Tout l’amour du monde : Jean-Baptiste Huynh
Dans le noir et blanc, la finesse joue sur une infinité de nuances. Se découvrent dans la première exposition de Huynh chez Lelong deux aspects fondamentaux de son œuvre : les corps féminin nus (en totalité ou en fragments) et le monde végétal. Celui qui est qualifié de « photographe d’obédience orientaliste » mérite ce titre. Non seulement à cause de ses nombreux voyages au Japon, au Vietnam et au Cambodge mais parce que, fidèle à l’art de ces pays, il crée un univers éthéré où, par exemple dans ses portraits, les regards semblent perdus, égarés, méditatifs, absents, inquisiteurs, attachants sans misérabilisme ou condescendance.
Et si Huynh préfère les sels de chlorobromure d’argent aux technologies numériques, c’est pour saisir au plus près la « choséïté » du végétal comme « la visagéité » du corps (Beckett). La restitution possède grâce à la technique une vérité troublnte et le regard trouve une puissance rarement égalée dans la quête de la beauté au sein de courbes proches de l’abstraction.

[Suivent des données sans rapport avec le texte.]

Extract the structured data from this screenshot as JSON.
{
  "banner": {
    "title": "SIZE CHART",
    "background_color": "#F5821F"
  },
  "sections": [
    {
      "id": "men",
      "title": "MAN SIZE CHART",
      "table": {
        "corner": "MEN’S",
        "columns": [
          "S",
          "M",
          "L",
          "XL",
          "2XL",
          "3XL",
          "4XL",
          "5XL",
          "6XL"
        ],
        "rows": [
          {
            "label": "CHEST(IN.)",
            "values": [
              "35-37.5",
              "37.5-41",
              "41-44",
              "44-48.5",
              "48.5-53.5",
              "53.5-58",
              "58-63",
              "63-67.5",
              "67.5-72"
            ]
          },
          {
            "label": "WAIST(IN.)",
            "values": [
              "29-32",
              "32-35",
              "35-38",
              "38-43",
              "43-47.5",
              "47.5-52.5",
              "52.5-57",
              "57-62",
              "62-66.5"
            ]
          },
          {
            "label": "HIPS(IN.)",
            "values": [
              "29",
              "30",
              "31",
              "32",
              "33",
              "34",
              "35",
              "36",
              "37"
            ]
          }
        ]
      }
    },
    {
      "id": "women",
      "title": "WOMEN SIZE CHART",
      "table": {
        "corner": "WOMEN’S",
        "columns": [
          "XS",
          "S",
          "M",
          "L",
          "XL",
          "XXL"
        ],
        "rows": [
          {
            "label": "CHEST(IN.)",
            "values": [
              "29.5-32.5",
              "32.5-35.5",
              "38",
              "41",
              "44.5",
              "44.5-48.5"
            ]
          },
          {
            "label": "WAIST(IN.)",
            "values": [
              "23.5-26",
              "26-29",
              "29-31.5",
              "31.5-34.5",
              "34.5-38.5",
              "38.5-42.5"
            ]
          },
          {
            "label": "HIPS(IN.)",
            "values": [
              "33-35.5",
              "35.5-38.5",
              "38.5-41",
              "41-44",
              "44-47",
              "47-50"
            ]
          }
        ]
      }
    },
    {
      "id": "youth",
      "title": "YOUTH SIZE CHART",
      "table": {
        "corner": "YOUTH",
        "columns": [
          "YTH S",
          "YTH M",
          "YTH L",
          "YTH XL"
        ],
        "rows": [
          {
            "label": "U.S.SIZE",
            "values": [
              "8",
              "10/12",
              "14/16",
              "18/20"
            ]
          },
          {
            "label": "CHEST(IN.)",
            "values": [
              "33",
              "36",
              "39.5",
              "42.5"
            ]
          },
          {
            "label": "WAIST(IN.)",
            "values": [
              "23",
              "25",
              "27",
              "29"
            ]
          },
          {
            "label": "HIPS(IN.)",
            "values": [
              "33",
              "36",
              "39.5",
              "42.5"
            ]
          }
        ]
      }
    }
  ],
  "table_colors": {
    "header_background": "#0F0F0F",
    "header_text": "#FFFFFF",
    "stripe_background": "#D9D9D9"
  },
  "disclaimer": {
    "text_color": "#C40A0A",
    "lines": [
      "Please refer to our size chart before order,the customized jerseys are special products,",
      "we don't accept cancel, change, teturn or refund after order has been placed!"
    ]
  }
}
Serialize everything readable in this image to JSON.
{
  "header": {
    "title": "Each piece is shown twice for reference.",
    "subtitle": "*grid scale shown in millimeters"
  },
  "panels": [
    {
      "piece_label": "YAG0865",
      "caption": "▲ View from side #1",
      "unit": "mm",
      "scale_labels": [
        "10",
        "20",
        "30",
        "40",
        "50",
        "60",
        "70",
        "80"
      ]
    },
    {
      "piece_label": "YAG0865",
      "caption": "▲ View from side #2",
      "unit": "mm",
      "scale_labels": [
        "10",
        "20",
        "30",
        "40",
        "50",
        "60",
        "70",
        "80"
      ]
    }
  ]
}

Photographe de l’atténuation, Huynh n’en est pas moins un photographe de l’incision. Son langage iconographique témoigne d’un extrême souci de la forme et il constitue un accès à la vie comme rythme et respiration dans la recherche fiévreuse de la réalité des êtres et des choses.
Poursuivant son aventure de la connaissance de l’être et du monde, le photographe fait remonter des images englouties arrimées à l’inconscient et que seule, généralement, l’embarcation de la nuit berce de sa cargaison chimérique. Nous sommes au seuil de l’insomnie. Nous mesurons le lointain qui nous sépare de ce quai où la maison de l’être pourrait trouver son assise.
jean-paul gavard-perret
Jean-Baptiste Huynh,
– Nus & Végétaux, Galerie Lelong, Paris, 31 mars — 12 mai 2016,
- NATURE, textes d’Henry-Claude Cousseau, Emanuel Ungaro & Antonio Damasio, Editions du Cil & Editions du Regard, 2016 — 65, 00 €.